A família de um recruta do Azerbaijão que morreu dois meses após o início do serviço nacional acusou as autoridades de encobrimento, alegando que ele foi morto e que a polícia bloqueou a filmagem do seu funeral.


Natiq Mammadov, que serviu no Serviço Estatal de Fronteiras (DSX) no enclave de Nakhchivan, morreu em 1º de junho. Embora a mídia local tenha relatado que ele morreu de sarampo, sua família rejeitou veementemente a alegação.


Ontem eles enviaram de 20 a 30 policiais para cá para que ninguém pudesse filmar", disse seu pai, Namiq Mammadov, em um vídeo publicado pelo canal independente local HamamTimes. "Eu matei alguém?
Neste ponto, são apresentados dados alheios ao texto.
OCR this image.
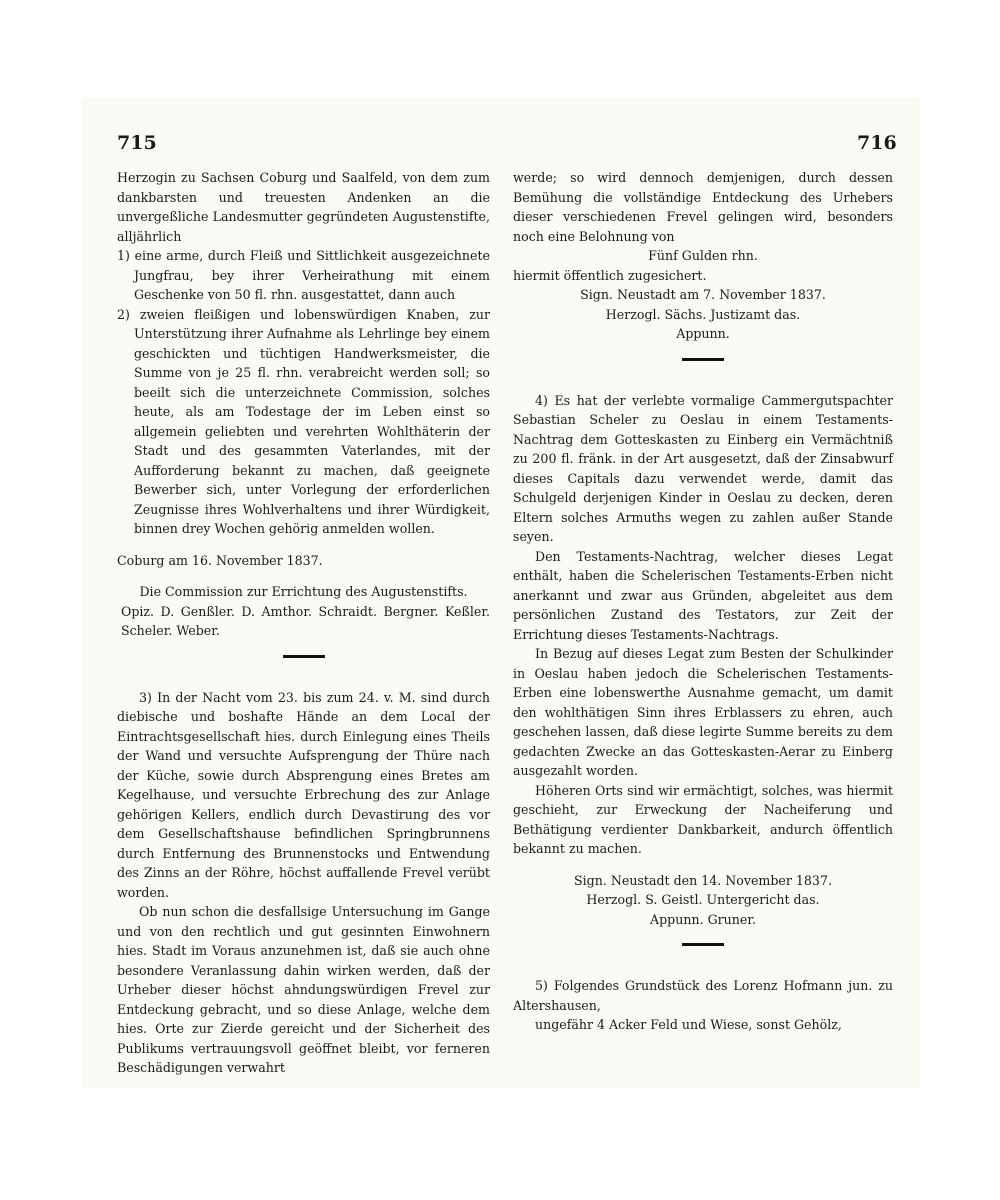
715	716

Herzogin zu Sachsen Coburg und Saalfeld, von dem zum dankbarsten und treuesten Andenken an die unvergeßliche Landesmutter gegründeten Augustenstifte, alljährlich

1) eine arme, durch Fleiß und Sittlichkeit ausgezeichnete Jungfrau, bey ihrer Verheirathung mit einem Geschenke von 50 fl. rhn. ausgestattet, dann auch

2) zweien fleißigen und lobenswürdigen Knaben, zur Unterstützung ihrer Aufnahme als Lehrlinge bey einem geschickten und tüchtigen Handwerksmeister, die Summe von je 25 fl. rhn. verabreicht werden soll; so beeilt sich die unterzeichnete Commission, solches heute, als am Todestage der im Leben einst so allgemein geliebten und verehrten Wohlthäterin der Stadt und des gesammten Vaterlandes, mit der Aufforderung bekannt zu machen, daß geeignete Bewerber sich, unter Vorlegung der erforderlichen Zeugnisse ihres Wohlverhaltens und ihrer Würdigkeit, binnen drey Wochen gehörig anmelden wollen.

Coburg am 16. November 1837.

Die Commission zur Errichtung des Augustenstifts.

Opiz. D. Genßler. D. Amthor. Schraidt. Bergner. Keßler. Scheler. Weber.

3) In der Nacht vom 23. bis zum 24. v. M. sind durch diebische und boshafte Hände an dem Local der Eintrachtsgesellschaft hies. durch Einlegung eines Theils der Wand und versuchte Aufsprengung der Thüre nach der Küche, sowie durch Absprengung eines Bretes am Kegelhause, und versuchte Erbrechung des zur Anlage gehörigen Kellers, endlich durch Devastirung des vor dem Gesellschaftshause befindlichen Springbrunnens durch Entfernung des Brunnenstocks und Entwendung des Zinns an der Röhre, höchst auffallende Frevel verübt worden.

Ob nun schon die desfallsige Untersuchung im Gange und von den rechtlich und gut gesinnten Einwohnern hies. Stadt im Voraus anzunehmen ist, daß sie auch ohne besondere Veranlassung dahin wirken werden, daß der Urheber dieser höchst ahndungswürdigen Frevel zur Entdeckung gebracht, und so diese Anlage, welche dem hies. Orte zur Zierde gereicht und der Sicherheit des Publikums vertrauungsvoll geöffnet bleibt, vor ferneren Beschädigungen verwahrt

werde; so wird dennoch demjenigen, durch dessen Bemühung die vollständige Entdeckung des Urhebers dieser verschiedenen Frevel gelingen wird, besonders noch eine Belohnung von

Fünf Gulden rhn.

hiermit öffentlich zugesichert.

Sign. Neustadt am 7. November 1837.

Herzogl. Sächs. Justizamt das.

Appunn.

4) Es hat der verlebte vormalige Cammergutspachter Sebastian Scheler zu Oeslau in einem Testaments-Nachtrag dem Gotteskasten zu Einberg ein Vermächtniß zu 200 fl. fränk. in der Art ausgesetzt, daß der Zinsabwurf dieses Capitals dazu verwendet werde, damit das Schulgeld derjenigen Kinder in Oeslau zu decken, deren Eltern solches Armuths wegen zu zahlen außer Stande seyen.

Den Testaments-Nachtrag, welcher dieses Legat enthält, haben die Schelerischen Testaments-Erben nicht anerkannt und zwar aus Gründen, abgeleitet aus dem persönlichen Zustand des Testators, zur Zeit der Errichtung dieses Testaments-Nachtrags.

In Bezug auf dieses Legat zum Besten der Schulkinder in Oeslau haben jedoch die Schelerischen Testaments-Erben eine lobenswerthe Ausnahme gemacht, um damit den wohlthätigen Sinn ihres Erblassers zu ehren, auch geschehen lassen, daß diese legirte Summe bereits zu dem gedachten Zwecke an das Gotteskasten-Aerar zu Einberg ausgezahlt worden.

Höheren Orts sind wir ermächtigt, solches, was hiermit geschieht, zur Erweckung der Nacheiferung und Bethätigung verdienter Dankbarkeit, andurch öffentlich bekannt zu machen.

Sign. Neustadt den 14. November 1837.

Herzogl. S. Geistl. Untergericht das.

Appunn. Gruner.

5) Folgendes Grundstück des Lorenz Hofmann jun. zu Altershausen,

ungefähr 4 Acker Feld und Wiese, sonst Gehölz,
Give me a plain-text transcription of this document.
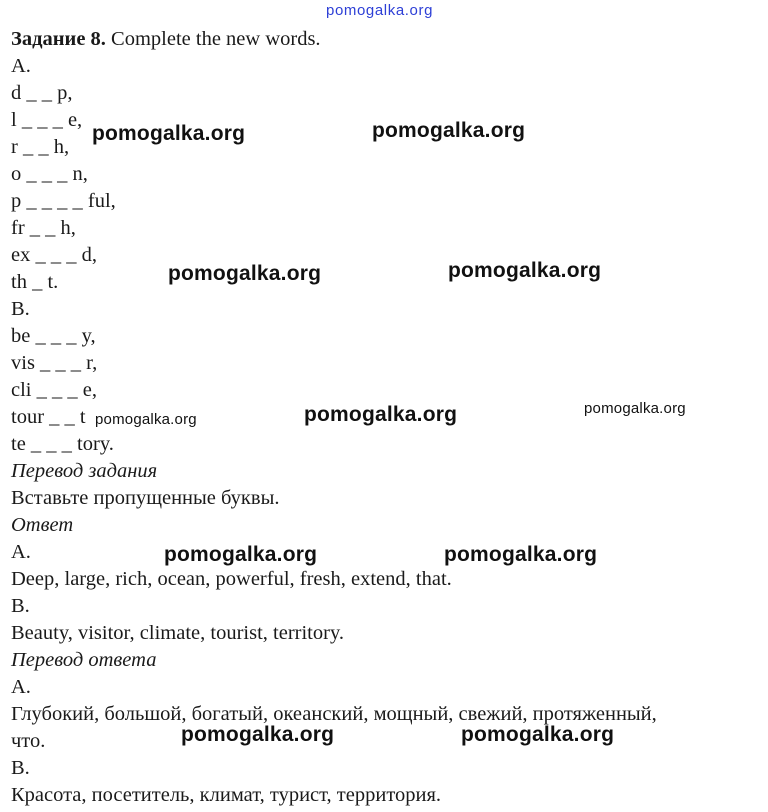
pomogalka.org
Задание 8. Complete the new words.
A.
d _ _ p,
l _ _ _ e,
r _ _ h,
o _ _ _ n,
p _ _ _ _ ful,
fr _ _ h,
ex _ _ _ d,
th _ t.
B.
be _ _ _ y,
vis _ _ _ r,
cli _ _ _ e,
tour _ _ t
te _ _ _ tory.
Перевод задания
Вставьте пропущенные буквы.
Ответ
A.
Deep, large, rich, ocean, powerful, fresh, extend, that.
B.
Beauty, visitor, climate, tourist, territory.
Перевод ответа
A.
Глубокий, большой, богатый, океанский, мощный, свежий, протяженный,
что.
B.
Красота, посетитель, климат, турист, территория.
pomogalka.org	pomogalka.org
pomogalka.org	pomogalka.org
pomogalka.org	pomogalka.org	pomogalka.org
pomogalka.org	pomogalka.org
pomogalka.org	pomogalka.org
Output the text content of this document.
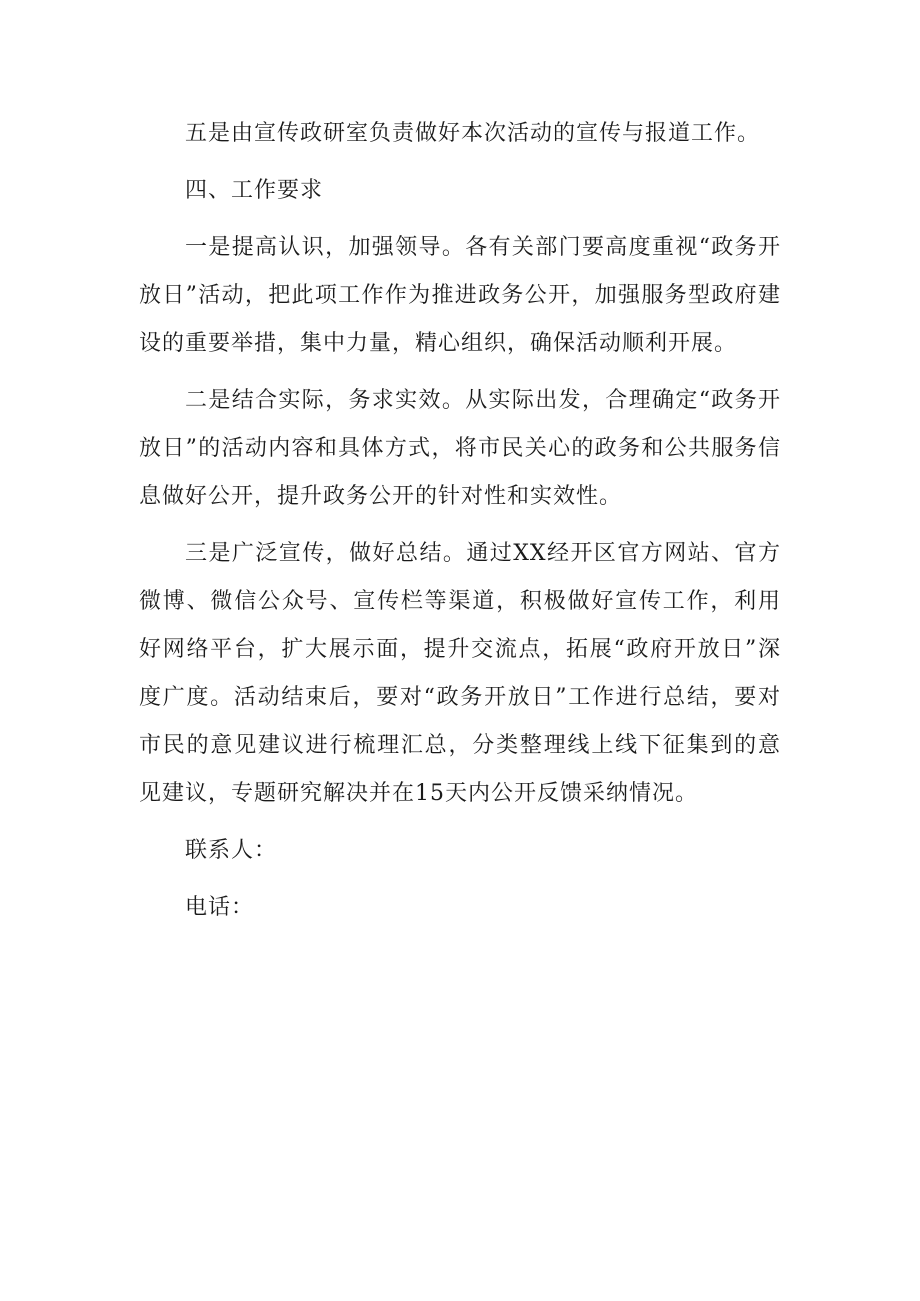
五是由宣传政研室负责做好本次活动的宣传与报道工作。

四、工作要求

一是提高认识，加强领导。各有关部门要高度重视“政务开放日”活动，把此项工作作为推进政务公开，加强服务型政府建设的重要举措，集中力量，精心组织，确保活动顺利开展。

二是结合实际，务求实效。从实际出发，合理确定“政务开放日”的活动内容和具体方式，将市民关心的政务和公共服务信息做好公开，提升政务公开的针对性和实效性。

三是广泛宣传，做好总结。通过XX经开区官方网站、官方微博、微信公众号、宣传栏等渠道，积极做好宣传工作，利用好网络平台，扩大展示面，提升交流点，拓展“政府开放日”深度广度。活动结束后，要对“政务开放日”工作进行总结，要对市民的意见建议进行梳理汇总，分类整理线上线下征集到的意见建议，专题研究解决并在15天内公开反馈采纳情况。

联系人：

电话：
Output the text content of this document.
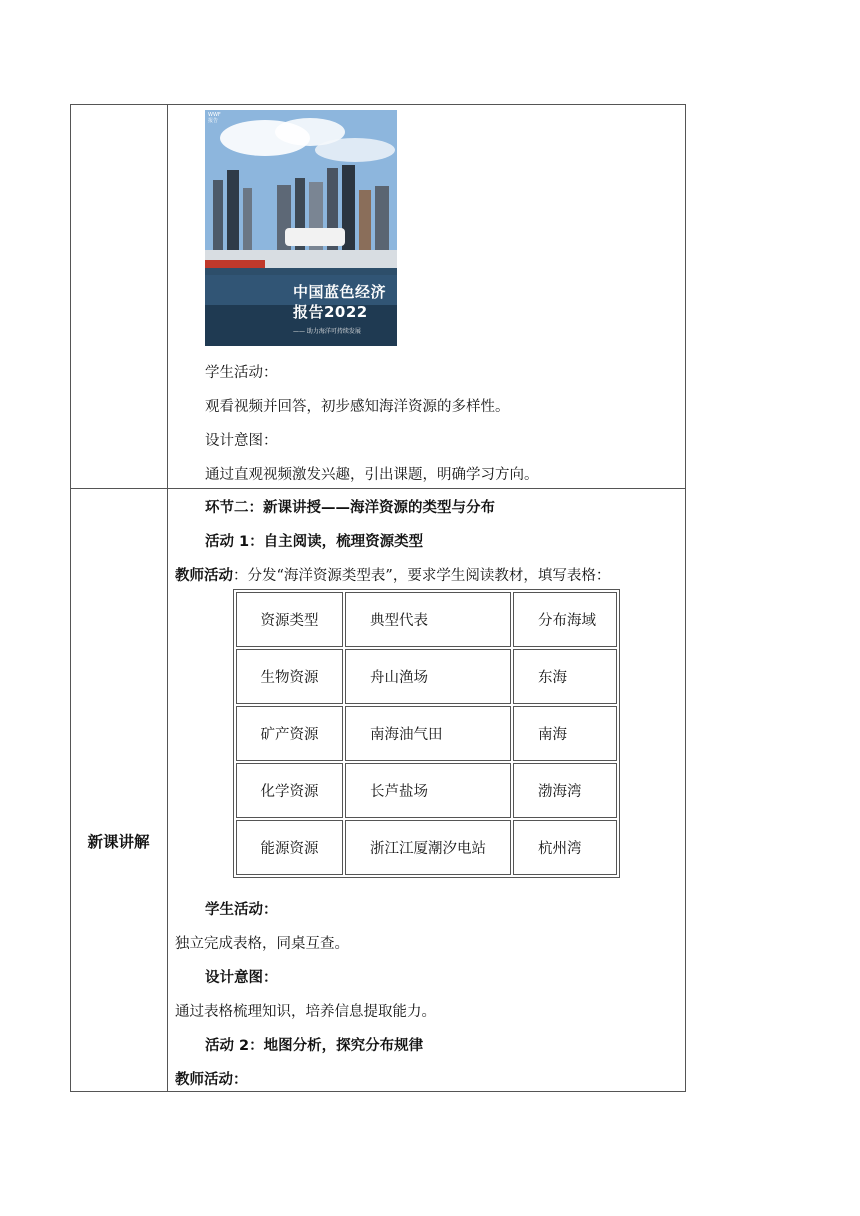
WWF
报告
中国蓝色经济
报告2022
—— 助力海洋可持续发展
学生活动：
观看视频并回答，初步感知海洋资源的多样性。
设计意图：
通过直观视频激发兴趣，引出课题，明确学习方向。
新课讲解
环节二：新课讲授——海洋资源的类型与分布
活动 1：自主阅读，梳理资源类型
教师活动：分发“海洋资源类型表”，要求学生阅读教材，填写表格：
资源类型	典型代表	分布海域
生物资源	舟山渔场	东海
矿产资源	南海油气田	南海
化学资源	长芦盐场	渤海湾
能源资源	浙江江厦潮汐电站	杭州湾
学生活动：
独立完成表格，同桌互查。
设计意图：
通过表格梳理知识，培养信息提取能力。
活动 2：地图分析，探究分布规律
教师活动：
Eu roubei... que eles mobilizaram tantos policiais?"

A sua morte segue-se a um incidente semelhante no mês passado envolvendo outro guarda de fronteira, Ramin Jabrayilov, cuja família também duvidou das alegações oficiais de suicídio e disse que a polícia proibiu as filmagens no seu funeral.


O Instituto de Estudos de Defesa do Cáspio (CDSI), um grupo de monitorização independente, afirma que pelo menos 22 militares do Azerbaijão morreram este ano em condições de não combate, incluindo seis no DSX.


O diretor do CDSI, Jasur Mammadov, disse ao canal independente Toplum TV que o silêncio do serviço de fronteira sugeria que “algum processo secreto” estava sendo escondido do público.


“A falta de explicação imediata, transparência e responsabilização está diretamente relacionada com isto”, disse Mammadov. Ele pediu a renúncia do chefe da DSX, Elchin Guliyev, que liderou a agência por mais de uma década.


As mortes não relacionadas com o combate no exército do Azerbaijão, com grande número de recrutas, há muito que suscitam a ira pública, incluindo grandes protestos na capital, Baku, em 2013. O CDSI registou pelo menos 43 mortes militares não relacionadas com o combate em 2025.


A reportagem independente sobre a questão é cada vez mais difícil no Azerbaijão, onde os meios de comunicação independentes e as organizações não governamentais têm enfrentado severas restrições estatais nos últimos anos.